Penetapan tersangka tersebut diumumkan dalam konferensi pers yang digelar pada Kamis, 16 April 2026, oleh jajaran Polres Bolaang Mongondow Utara yang dipimpin Wakapolres, Abdul Rahman Faudji.
Dalam keterangannya, Faudji mengungkapkan bahwa kasus ini mengarah pada dugaan tindak pidana penganiayaan yang menyebabkan korban meninggal dunia. Polisi menetapkan seorang perempuan berinisial WP (28), warga Desa Paku, sebagai tersangka.
Kronologi kejadian bermula pada Rabu, 4 Februari 2026, sekitar pukul 23.00 WITA, di lokasi pertambangan emas Desa Paku Selatan. Saat itu, korban dan tersangka diketahui sedang mengonsumsi minuman keras sebelum terjadi perselisihan yang berujung pertengkaran di dalam sebuah ruangan.
“Peristiwa tersebut kemudian berujung pada tindakan kekerasan.
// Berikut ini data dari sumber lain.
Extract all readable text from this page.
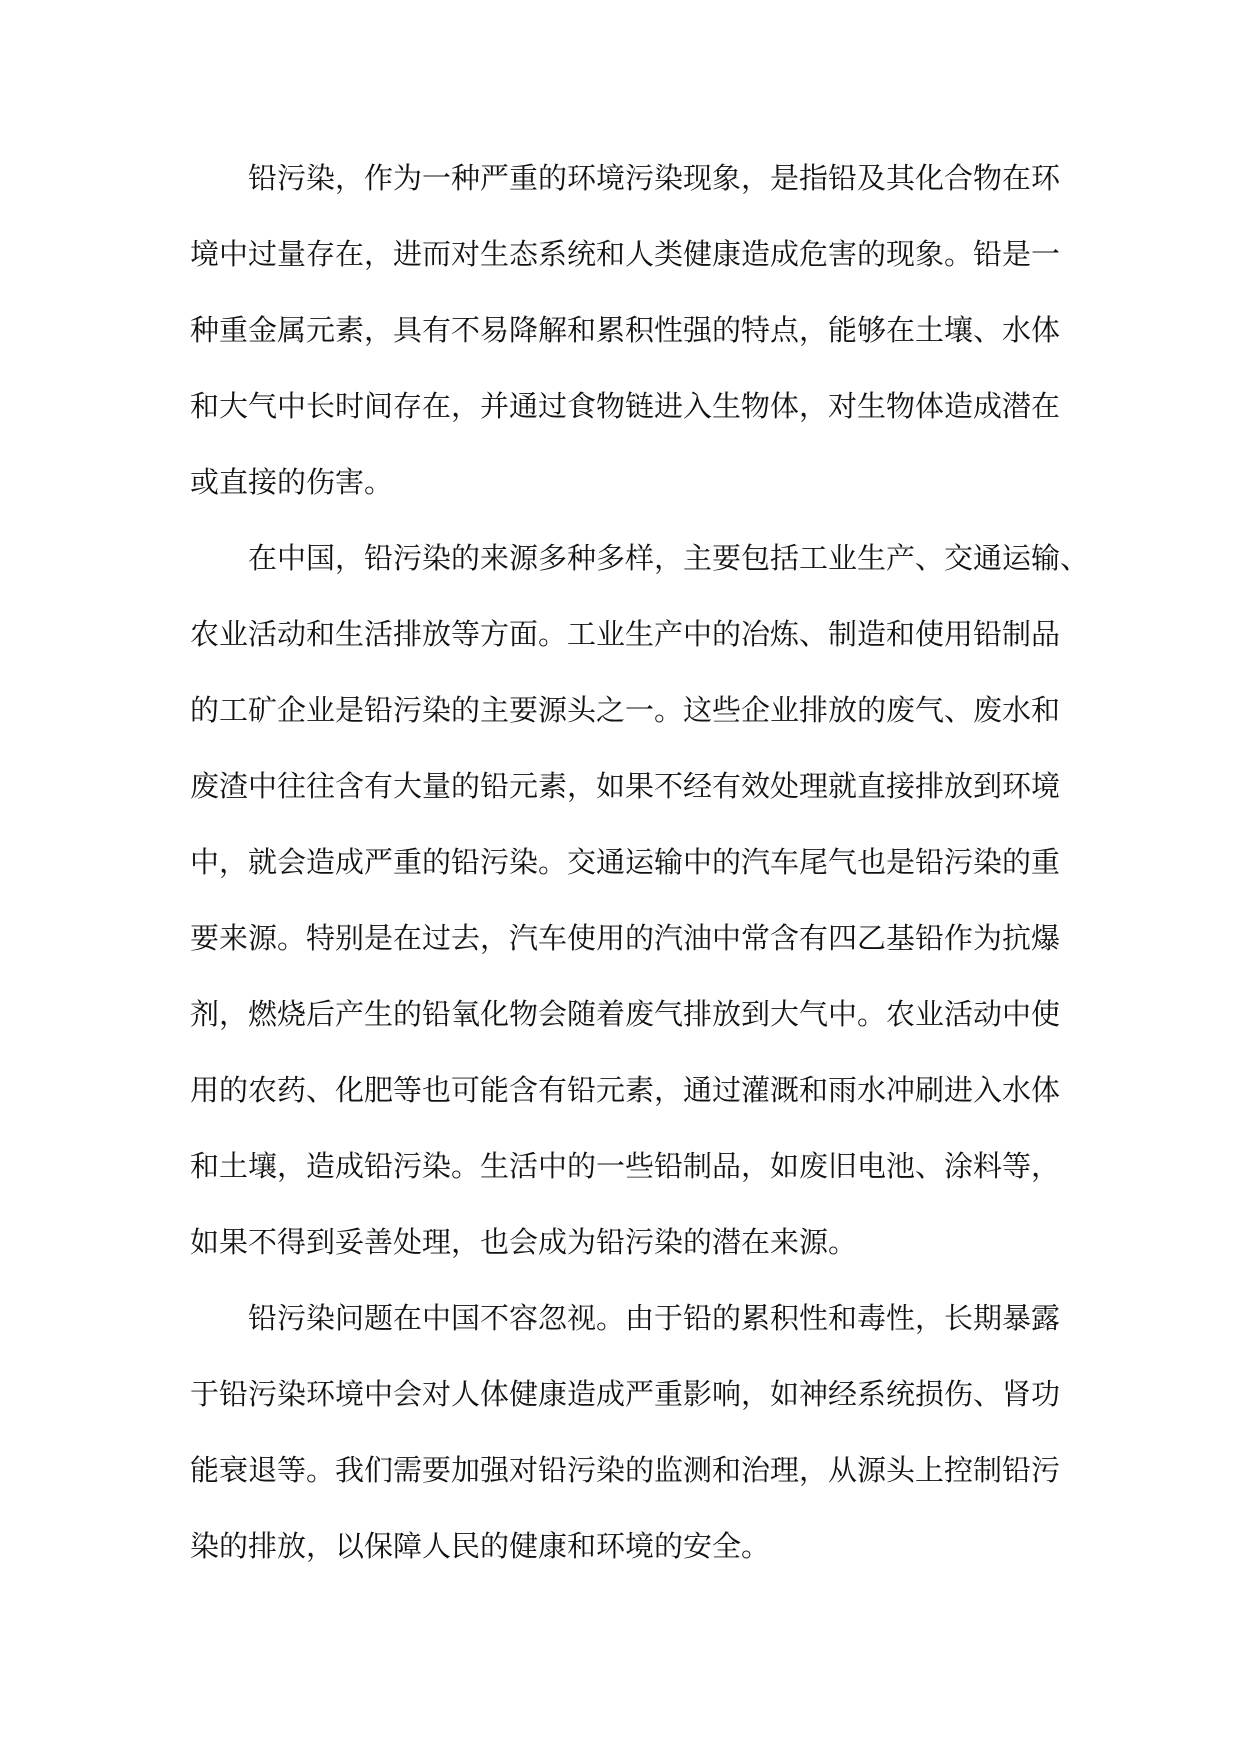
铅污染，作为一种严重的环境污染现象，是指铅及其化合物在环
境中过量存在，进而对生态系统和人类健康造成危害的现象。铅是一
种重金属元素，具有不易降解和累积性强的特点，能够在土壤、水体
和大气中长时间存在，并通过食物链进入生物体，对生物体造成潜在
或直接的伤害。
在中国，铅污染的来源多种多样，主要包括工业生产、交通运输、
农业活动和生活排放等方面。工业生产中的冶炼、制造和使用铅制品
的工矿企业是铅污染的主要源头之一。这些企业排放的废气、废水和
废渣中往往含有大量的铅元素，如果不经有效处理就直接排放到环境
中，就会造成严重的铅污染。交通运输中的汽车尾气也是铅污染的重
要来源。特别是在过去，汽车使用的汽油中常含有四乙基铅作为抗爆
剂，燃烧后产生的铅氧化物会随着废气排放到大气中。农业活动中使
用的农药、化肥等也可能含有铅元素，通过灌溉和雨水冲刷进入水体
和土壤，造成铅污染。生活中的一些铅制品，如废旧电池、涂料等，
如果不得到妥善处理，也会成为铅污染的潜在来源。
铅污染问题在中国不容忽视。由于铅的累积性和毒性，长期暴露
于铅污染环境中会对人体健康造成严重影响，如神经系统损伤、肾功
能衰退等。我们需要加强对铅污染的监测和治理，从源头上控制铅污
染的排放，以保障人民的健康和环境的安全。
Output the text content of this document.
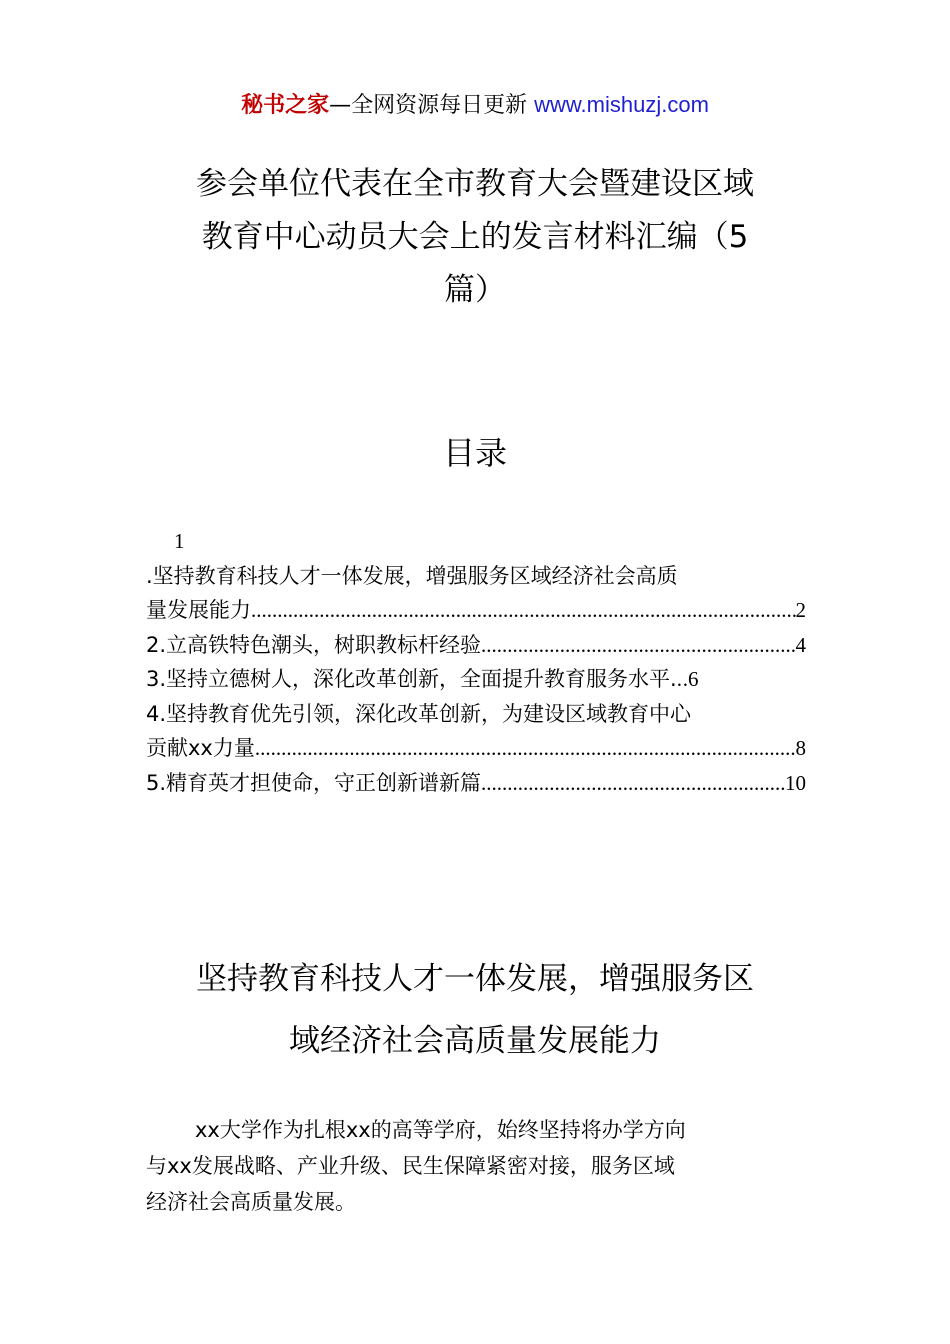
秘书之家—全网资源每日更新 www.mishuzj.com
参会单位代表在全市教育大会暨建设区域
教育中心动员大会上的发言材料汇编（5
篇）
目录
1
.坚持教育科技人才一体发展，增强服务区域经济社会高质
量发展能力 .....	2
2.立高铁特色潮头，树职教标杆经验 .....	4
3.坚持立德树人，深化改革创新，全面提升教育服务水平. ..... .6
4.坚持教育优先引领，深化改革创新，为建设区域教育中心
贡献xx力量 .....	8
5.精育英才担使命，守正创新谱新篇 .....	10
坚持教育科技人才一体发展，增强服务区
域经济社会高质量发展能力
xx大学作为扎根xx的高等学府，始终坚持将办学方向
与xx发展战略、产业升级、民生保障紧密对接，服务区域
经济社会高质量发展。
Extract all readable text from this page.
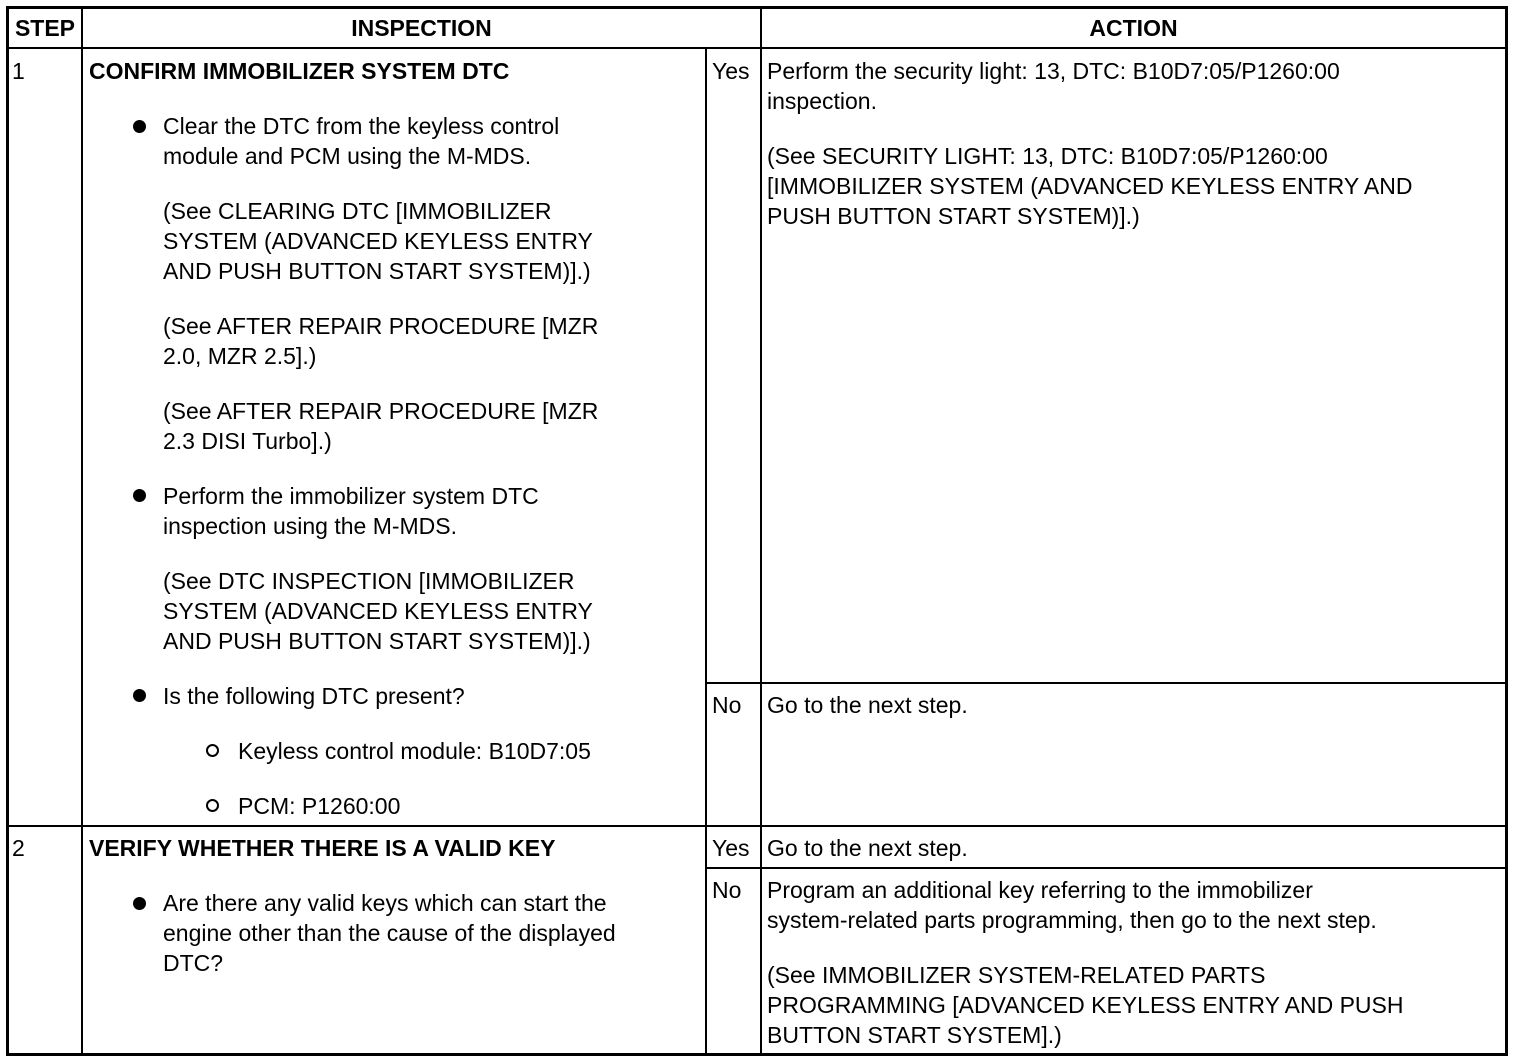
STEP	INSPECTION	ACTION
1	CONFIRM IMMOBILIZER SYSTEM DTC
Clear the DTC from the keyless control
module and PCM using the M-MDS.
(See CLEARING DTC [IMMOBILIZER
SYSTEM (ADVANCED KEYLESS ENTRY
AND PUSH BUTTON START SYSTEM)].)
(See AFTER REPAIR PROCEDURE [MZR
2.0, MZR 2.5].)
(See AFTER REPAIR PROCEDURE [MZR
2.3 DISI Turbo].)
Perform the immobilizer system DTC
inspection using the M-MDS.
(See DTC INSPECTION [IMMOBILIZER
SYSTEM (ADVANCED KEYLESS ENTRY
AND PUSH BUTTON START SYSTEM)].)
Is the following DTC present?
Keyless control module: B10D7:05
PCM: P1260:00
Yes Perform the security light: 13, DTC: B10D7:05/P1260:00
inspection.
(See SECURITY LIGHT: 13, DTC: B10D7:05/P1260:00
[IMMOBILIZER SYSTEM (ADVANCED KEYLESS ENTRY AND
PUSH BUTTON START SYSTEM)].)
No Go to the next step.
2	VERIFY WHETHER THERE IS A VALID KEY
Are there any valid keys which can start the
engine other than the cause of the displayed
DTC?
Yes Go to the next step.
No Program an additional key referring to the immobilizer
system-related parts programming, then go to the next step.
(See IMMOBILIZER SYSTEM-RELATED PARTS
PROGRAMMING [ADVANCED KEYLESS ENTRY AND PUSH
BUTTON START SYSTEM].)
Korban ditemukan dalam kondisi meninggal dunia akibat luka tusuk di bagian punggung kiri bawah yang mengenai organ vital, yaitu ginjal,” jelas Faudji.
Sementara itu, Kasat Reskrim Polres Bolaang Mongondow Utara, Mario Sopacoly, menambahkan bahwa pihak kepolisian telah mengamankan sejumlah barang bukti.
Salah satu barang bukti utama adalah sebilah senjata tajam jenis pisau dengan panjang keseluruhan sekitar 36 cm, terdiri dari bilah sepanjang 21 cm dan gagang sepanjang 15 cm.
“Gagang pisau tersebut berbahan kayu berwarna cokelat, bentuknya menyerupai pegangan pistol dan diperkuat dengan paku keling,” terang Mario.
Atas perbuatannya, tersangka WP dijerat dengan ketentuan dalam Kitab Undang-Undang Hukum Pidana (KUHP) Nasional berdasarkan Undang-Undang Nomor 1 Tahun 2023. Ia disangkakan melanggar Pasal 466 ayat (3) sebagai dakwaan subsidair terkait penganiayaan yang mengakibatkan luka, serta Pasal 474 ayat (3) sebagai dakwaan lebih subsidair yang berkaitan dengan tindak pidana akibat kelalaian.
Kasus ini masih dalam penanganan lebih lanjut oleh pihak kepolisian guna melengkapi berkas perkara sebelum dilimpahkan ke tahap berikutnya.